Uber recently announced that it’s going to limit the use of surge pricing through machine learning. The machine learning algorithms will take multiple data inputs and predict where the highest demand is going to be so that Uber drivers can be redirected there. This will ensure that there is no supply and demand shortage so that it does not have to actually implement surge pricing. Uber has not yet confirmed as to when this new system with smart machine learning algorithms would be rolled out to reduce surge pricing.
Matching Algorithms at Uber
Timing is everything at Uber. Given a pickup location, drop off location and time of the day, predictive models developed at Uber predict how long will it take for a driver to cover the distance. Uber has sophisticated routing and matching algorithms that direct cars to people and people to places. Right from the time you open the uber app till you reach your destination, Uber’s routing engine and matching algorithms are hard at work.
Uber follows a supplier pick map matching algorithm where the customer selects the variables associated with a service (in this case Uber app) and makes a match by sending requests to the most optimal list of service providers. Any Uber ride request is first sent to the nearest available Uber driver (the nearest available Uber driver is determined by comparing the customer location with the expected time of arrival of the driver). The Uber driver then accepts or rejects a ride request. This matching algorithm works well for Uber since the transaction is highly commoditized i.e. the number of variables that the customer has to decide before a match is made are minimal.

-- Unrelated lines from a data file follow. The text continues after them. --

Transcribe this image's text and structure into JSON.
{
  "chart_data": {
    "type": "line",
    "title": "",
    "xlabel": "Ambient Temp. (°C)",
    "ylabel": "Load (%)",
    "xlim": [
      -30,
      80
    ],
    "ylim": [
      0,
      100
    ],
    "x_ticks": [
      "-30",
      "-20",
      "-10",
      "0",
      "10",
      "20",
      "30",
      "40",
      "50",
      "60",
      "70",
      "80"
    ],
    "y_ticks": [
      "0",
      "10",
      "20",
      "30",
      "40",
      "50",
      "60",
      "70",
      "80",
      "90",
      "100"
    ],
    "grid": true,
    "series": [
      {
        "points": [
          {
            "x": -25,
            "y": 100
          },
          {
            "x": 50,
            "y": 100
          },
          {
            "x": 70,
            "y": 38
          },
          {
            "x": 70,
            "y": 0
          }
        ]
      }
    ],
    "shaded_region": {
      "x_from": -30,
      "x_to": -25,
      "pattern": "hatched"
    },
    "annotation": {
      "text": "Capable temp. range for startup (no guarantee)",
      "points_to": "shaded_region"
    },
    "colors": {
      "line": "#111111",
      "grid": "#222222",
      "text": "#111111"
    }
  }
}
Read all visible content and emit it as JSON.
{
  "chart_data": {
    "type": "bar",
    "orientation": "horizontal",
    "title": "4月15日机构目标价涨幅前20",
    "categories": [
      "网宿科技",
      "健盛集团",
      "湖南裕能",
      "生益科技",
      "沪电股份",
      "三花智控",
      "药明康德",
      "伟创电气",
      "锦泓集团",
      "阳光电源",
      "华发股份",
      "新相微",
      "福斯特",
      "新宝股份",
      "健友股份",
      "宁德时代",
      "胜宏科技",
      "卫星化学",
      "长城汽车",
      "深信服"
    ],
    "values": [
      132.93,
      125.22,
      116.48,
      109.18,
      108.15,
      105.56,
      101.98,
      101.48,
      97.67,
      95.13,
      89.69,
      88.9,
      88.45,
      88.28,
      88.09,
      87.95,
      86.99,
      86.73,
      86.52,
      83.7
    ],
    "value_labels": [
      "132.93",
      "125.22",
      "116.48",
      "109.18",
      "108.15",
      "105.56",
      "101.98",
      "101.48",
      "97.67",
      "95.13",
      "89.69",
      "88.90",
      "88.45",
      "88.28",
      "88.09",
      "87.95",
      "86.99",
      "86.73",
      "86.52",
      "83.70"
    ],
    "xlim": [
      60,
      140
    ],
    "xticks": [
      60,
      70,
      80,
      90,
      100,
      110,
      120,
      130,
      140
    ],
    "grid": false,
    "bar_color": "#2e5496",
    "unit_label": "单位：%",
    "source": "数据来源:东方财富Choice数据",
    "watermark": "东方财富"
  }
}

Uber uses a mixture of internal and external data to estimate fares. Uber calculates fares automatically using street traffic data, GPS data and its own algorithms that make alterations based on the time of the journey. It also analyses external data like public transport routes to plan various services.
Uber Data Science Tools
Python is the go-to data science programming language at Uber and is extensively used by the Uber data team. Commonly used third party modules to do data science at Uber include NumPy, SciPy, Matplotlib and Pandas. Uber data team does use R programming language, Octave or Matlab occasionally for prototypes or one-off data science projects and not for production stack. D3 is the most preferred data visualization tool at Uber and Postgres, the most preferred SQL framework.
What can you expect in future from Uber‘s data driven methodologies?
With initiatives like UberFresh for grocery deliveries, UberRush for package courier service and UberChopper offering helicopter rides to the wealthy-Uber is all set to revolutionize private transportation globally. Uber knows the popular nightclubs in the city, best in class restaurants and has data about traffic patterns across different regions. Uber’s data would be soon be combined with customer specific personal data in exchange of benefits making Uber the big Big Data Company. Soon, citizens would not mind sharing their SSN with Uber if they use your data to book a restaurant for a romantic dinner date on Valentine’s Day that has good live music and arrange a pick up for you and your wife in a luxury car.
So the next time on your “Uber” ride experience, do think of some data science that is going behind the scenes. The quality of service that you are enjoying is the due to the big data being analysed and data science being applied, to create a better riding experience for you.